Prior to the Costco Wholesale Corp. decision, NLRB’s acting general counsel issued three reports on social media. Some examples contained in the reports are as follows:
 
 ■ Policy provisions stating that, if an employee posted something about an employer, “you must also be sure that your posts are completely accurate and not misleading,” were found to be unlawful. The terms “completely accurate and not misleading” were found to be overbroad as they could apply to discussions of the employer’s policies and treatment of its employees, which, as long as they are not malicious, are protected activities.
 ■ A rule that prohibited “inappropriate postings that may include discriminatory remarks, harassment, and threats of violence or similar inappropriate or unlawful conduct” was found lawful as it prohibited plainly egregious conduct and there was no evidence that the employer had used it to punish employees for exercising their protected rights.

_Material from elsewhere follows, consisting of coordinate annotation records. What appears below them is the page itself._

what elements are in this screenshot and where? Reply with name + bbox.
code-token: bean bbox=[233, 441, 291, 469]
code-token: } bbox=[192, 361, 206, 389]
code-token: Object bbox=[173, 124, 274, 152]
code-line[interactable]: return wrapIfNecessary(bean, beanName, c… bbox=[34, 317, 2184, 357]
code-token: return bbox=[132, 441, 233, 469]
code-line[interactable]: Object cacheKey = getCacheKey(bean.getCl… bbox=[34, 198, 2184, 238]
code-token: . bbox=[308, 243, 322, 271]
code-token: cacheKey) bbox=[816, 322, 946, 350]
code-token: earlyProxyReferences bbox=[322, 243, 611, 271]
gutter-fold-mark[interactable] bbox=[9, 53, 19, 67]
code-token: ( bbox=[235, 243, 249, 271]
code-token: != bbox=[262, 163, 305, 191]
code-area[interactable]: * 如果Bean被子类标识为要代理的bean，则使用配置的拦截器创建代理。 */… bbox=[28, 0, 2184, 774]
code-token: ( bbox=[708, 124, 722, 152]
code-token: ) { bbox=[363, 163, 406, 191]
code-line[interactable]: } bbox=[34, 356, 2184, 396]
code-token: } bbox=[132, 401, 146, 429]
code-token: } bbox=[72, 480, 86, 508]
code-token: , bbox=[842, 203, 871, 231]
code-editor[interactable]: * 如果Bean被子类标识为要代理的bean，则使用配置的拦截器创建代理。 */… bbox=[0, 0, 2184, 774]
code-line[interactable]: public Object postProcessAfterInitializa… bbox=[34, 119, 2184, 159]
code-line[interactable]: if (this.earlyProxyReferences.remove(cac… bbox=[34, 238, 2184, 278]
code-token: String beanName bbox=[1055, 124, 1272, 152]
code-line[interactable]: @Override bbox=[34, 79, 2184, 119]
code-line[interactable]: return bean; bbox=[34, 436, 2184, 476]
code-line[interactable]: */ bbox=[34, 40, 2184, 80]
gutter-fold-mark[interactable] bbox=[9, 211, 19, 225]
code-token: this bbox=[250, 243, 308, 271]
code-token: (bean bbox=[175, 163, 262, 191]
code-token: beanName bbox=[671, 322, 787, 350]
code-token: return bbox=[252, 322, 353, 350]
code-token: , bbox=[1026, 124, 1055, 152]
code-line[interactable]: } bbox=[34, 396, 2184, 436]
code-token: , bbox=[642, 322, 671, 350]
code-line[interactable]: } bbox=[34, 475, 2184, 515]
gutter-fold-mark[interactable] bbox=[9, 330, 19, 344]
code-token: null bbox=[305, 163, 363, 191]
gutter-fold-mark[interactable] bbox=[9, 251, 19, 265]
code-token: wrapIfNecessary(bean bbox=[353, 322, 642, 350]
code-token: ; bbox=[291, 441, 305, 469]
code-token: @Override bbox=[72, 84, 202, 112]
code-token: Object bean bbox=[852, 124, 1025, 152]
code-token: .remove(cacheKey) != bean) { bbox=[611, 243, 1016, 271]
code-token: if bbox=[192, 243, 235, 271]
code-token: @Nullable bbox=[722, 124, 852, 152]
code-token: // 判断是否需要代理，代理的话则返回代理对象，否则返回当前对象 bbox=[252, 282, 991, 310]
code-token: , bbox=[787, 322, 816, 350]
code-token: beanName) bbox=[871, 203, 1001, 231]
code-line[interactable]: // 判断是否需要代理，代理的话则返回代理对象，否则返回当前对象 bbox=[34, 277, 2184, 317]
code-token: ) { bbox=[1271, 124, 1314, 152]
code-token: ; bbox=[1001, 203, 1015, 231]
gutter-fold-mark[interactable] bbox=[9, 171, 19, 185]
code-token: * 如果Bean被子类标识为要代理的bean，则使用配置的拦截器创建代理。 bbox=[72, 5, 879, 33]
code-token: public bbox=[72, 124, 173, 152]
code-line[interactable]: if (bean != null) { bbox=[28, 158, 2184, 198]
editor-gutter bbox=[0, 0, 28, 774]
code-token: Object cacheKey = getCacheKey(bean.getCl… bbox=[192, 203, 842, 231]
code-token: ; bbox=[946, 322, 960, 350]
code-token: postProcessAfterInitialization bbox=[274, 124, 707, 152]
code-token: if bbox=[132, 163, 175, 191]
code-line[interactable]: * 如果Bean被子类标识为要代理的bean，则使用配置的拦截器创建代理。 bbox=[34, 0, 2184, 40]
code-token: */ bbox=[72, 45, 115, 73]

 ■ A rule that required employees to maintain the confidentiality of an employer’s trade secrets and confidential information was found lawful because: 1.) employees have no protected right to disclose trade secrets; and 2.) the rule contained sufficient examples of confidential information (for example, information regarding the development of systems, products, and technology) for employees to understand that the rule did not apply to “protected” discussions of working conditions.
 ■ Policy provisions stating “[t]hink carefully about ‘friending’ co-workers … on external social media sites” and “report any unusual or inappropriate internal social media activity to the system administrator” were both found unlawful because: 1.) the “friending” provision would discourage communication between co-workers and thus interfere with protected Section 7 rights; and 2.) the reporting provision could be reasonably construed to encourage employees to report to management on the union activities of their co-workers.

Drafting Social Media Policies Tricky

Providers should draft their social media policies so that they do not contain broad prohibitions about workplace concerns that do not thereafter provide examples of activities that an employer may legitimately prohibit.
 
Thus, if a provider has a rule such as “do not post comments that damage the company or an individual’s reputation” it should then give examples of conduct specifically prohibited by the rule, such as the disclosure of trade secrets or sexually harassing comments.
 
Most importantly, a provider should ensure its policy is carefully reviewed by legal counsel.